Social media companies could be forced by law to remove illegal content and sign a code of conduct protecting vulnerable users.
The proposed crackdown will be announced by digital minister Margot James, the Daily Mail reported. Her speech comes after the death of Molly Russell, 14, whose family found she had viewed content on social media linked to anxiety, depression, self-harm and suicide before taking her own life in November 2017.
Ms James will make a speech at a conference for Safer Internet Day, saying: "The tragic death of Molly Russell is the latest consequence of a social media world that behaves as if it is above the law. There is far too much bullying, abuse, misinformation as well as serious and organised crime online. For too long the response from many of the large platforms has fallen short.
"We are working towards the publication of the final policy paper, and consultation, before bringing in a new regulatory regime. We will introduce laws that force social media platforms to remove illegal content, and to prioritise the protection of users beyond their commercial interests."
A Department for Digital, Culture, Media and Sport spokesman said: "We have heard calls for an internet regulator and to place a statutory duty of care on platforms, and are seriously considering all options. Social media companies clearly need to do more to ensure they are not promoting harmful content to vulnerable people.
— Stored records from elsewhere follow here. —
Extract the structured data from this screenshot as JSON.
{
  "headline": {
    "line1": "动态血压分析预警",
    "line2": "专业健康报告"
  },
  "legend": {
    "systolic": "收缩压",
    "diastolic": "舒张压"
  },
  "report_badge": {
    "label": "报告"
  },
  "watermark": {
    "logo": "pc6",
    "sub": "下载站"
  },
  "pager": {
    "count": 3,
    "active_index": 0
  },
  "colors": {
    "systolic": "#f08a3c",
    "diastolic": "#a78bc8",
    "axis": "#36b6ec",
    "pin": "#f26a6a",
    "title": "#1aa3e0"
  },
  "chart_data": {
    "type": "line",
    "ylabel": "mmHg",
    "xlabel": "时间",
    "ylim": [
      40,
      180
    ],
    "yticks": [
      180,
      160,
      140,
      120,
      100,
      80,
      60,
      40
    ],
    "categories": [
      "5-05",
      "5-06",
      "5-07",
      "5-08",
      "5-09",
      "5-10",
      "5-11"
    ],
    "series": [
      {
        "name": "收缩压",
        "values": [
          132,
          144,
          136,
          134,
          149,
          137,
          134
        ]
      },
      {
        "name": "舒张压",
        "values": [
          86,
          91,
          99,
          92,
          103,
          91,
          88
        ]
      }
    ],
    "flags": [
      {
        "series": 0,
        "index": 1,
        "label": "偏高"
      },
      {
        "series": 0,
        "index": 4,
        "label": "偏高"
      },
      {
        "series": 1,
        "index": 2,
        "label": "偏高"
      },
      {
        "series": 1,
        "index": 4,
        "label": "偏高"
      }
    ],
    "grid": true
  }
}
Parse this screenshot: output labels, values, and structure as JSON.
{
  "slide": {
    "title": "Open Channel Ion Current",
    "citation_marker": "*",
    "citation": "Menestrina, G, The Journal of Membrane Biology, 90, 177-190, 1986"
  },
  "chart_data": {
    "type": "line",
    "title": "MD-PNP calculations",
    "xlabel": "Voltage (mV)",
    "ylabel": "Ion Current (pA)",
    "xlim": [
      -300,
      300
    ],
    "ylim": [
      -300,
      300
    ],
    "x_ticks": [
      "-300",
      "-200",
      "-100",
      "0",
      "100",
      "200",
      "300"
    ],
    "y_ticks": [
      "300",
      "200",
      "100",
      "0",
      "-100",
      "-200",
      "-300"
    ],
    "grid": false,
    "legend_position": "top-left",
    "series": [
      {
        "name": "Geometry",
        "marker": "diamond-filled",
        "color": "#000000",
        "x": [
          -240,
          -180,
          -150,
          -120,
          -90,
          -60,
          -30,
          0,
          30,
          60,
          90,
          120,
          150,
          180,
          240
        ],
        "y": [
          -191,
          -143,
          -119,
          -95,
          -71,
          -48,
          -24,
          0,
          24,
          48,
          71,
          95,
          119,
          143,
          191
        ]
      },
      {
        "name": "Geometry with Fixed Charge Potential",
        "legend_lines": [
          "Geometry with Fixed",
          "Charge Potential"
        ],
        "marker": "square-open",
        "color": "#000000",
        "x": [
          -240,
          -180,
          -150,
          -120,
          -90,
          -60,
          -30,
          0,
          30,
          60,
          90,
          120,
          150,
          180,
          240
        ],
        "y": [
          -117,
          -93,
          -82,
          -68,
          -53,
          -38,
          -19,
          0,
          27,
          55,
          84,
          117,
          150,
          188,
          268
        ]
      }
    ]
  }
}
Our forthcoming white paper will set out their responsibilities, how they should be met and what should happen if they are not."
She is expected to call on social media companies to take action to protect users from the impact of harmful content at a conference in London.
Ms Doyle-Price will say: "We must look at the impact of harmful suicide and self-harm content online... in normalising it, it has an effect akin to grooming. We have embraced the liberal nature of social media platforms, but we need to protect ourselves and our children from the harm which can be caused by both content and behaviour."
Ms Doyle-Price is expected to tell the National Suicide Prevention Alliance Conference that internet and social media providers must "step up to their responsibilities to protect their users", while the Government considers tougher regulation.
The minister's comments come ahead of a meeting with Facebook to discuss what action the company is taking to curb harmful online content.
Ms Doyle-Price will echo Health Secretary Matt Hancock's recent warning that the Government is prepared to introduce new legislation "where needed" to tackle the issue.
"If companies cannot behave responsibly and protect their users, we will legislate," she will say. "Providers ought to want to do this. They shouldn't wait for Government to tell them what to do. It says a lot about the values of companies if they do not take action voluntarily."
Ms Doyle-Price will highlight the "danger" created by smartphones that have "revolutionised our world".
"We are becoming addicted to our screens," she will say. "We look around restaurants and see people staring at their screens rather than engaging with each other. We need to learn much better behaviours. Unless we do, we are at risk of becoming over-stimulated. We can lose perspective and become intensely over-engaged with our WhatsApp or Facebook groups. This brings real risk."
In January, Mr Hancock called on internet giants to "purge" the internet of content that promotes self-harm and suicide, following the death of teenager Molly Russell.
The 14-year-old's family found she had viewed content on social media linked to anxiety, depression, self-harm and suicide before taking her own life in November 2017.
Her father Ian Russell said he had "no doubt Instagram helped kill my daughter".
Mr Hancock is due to meet Instagram officials to understand how it is tackling harmful online content.
Instagram boss Adam Mosseri said he was "deeply moved" by Molly's story and that the social media platform is "not yet where we need to be" on the issues of suicide and self-harm.
Mr Mosseri said the Facebook-owned platform had launched a comprehensive review into its policies and was adding "sensitivity screens" to images of self-harm as part of plans to make posts on the subject harder to find.
The Department for Culture, Media and Sport (DCMS) and the Home Office are due to publish a white paper on the Government's approach to online safety in the winter.
A DCMS spokesman said: "We have heard calls for an internet regulator and to place a statutory duty of care on platforms, and are seriously considering all options. Social media companies clearly need to do more to ensure they are not promoting harmful content to vulnerable people.
"Our forthcoming white paper will set out their responsibilities, how they should be met and what should happen if they are not."
Culture Secretary Jeremy Wright has said the Government is "considering very carefully" calls to subject companies to a legal duty of care.
NHS England chief executive Simon Stevens has proposed the introduction of a mental health levy on social media firms.
Reports by the Commons Science and Technology Committee and the Children's Commissioner for England have called on social media firms to take more responsibility for the content on their platforms.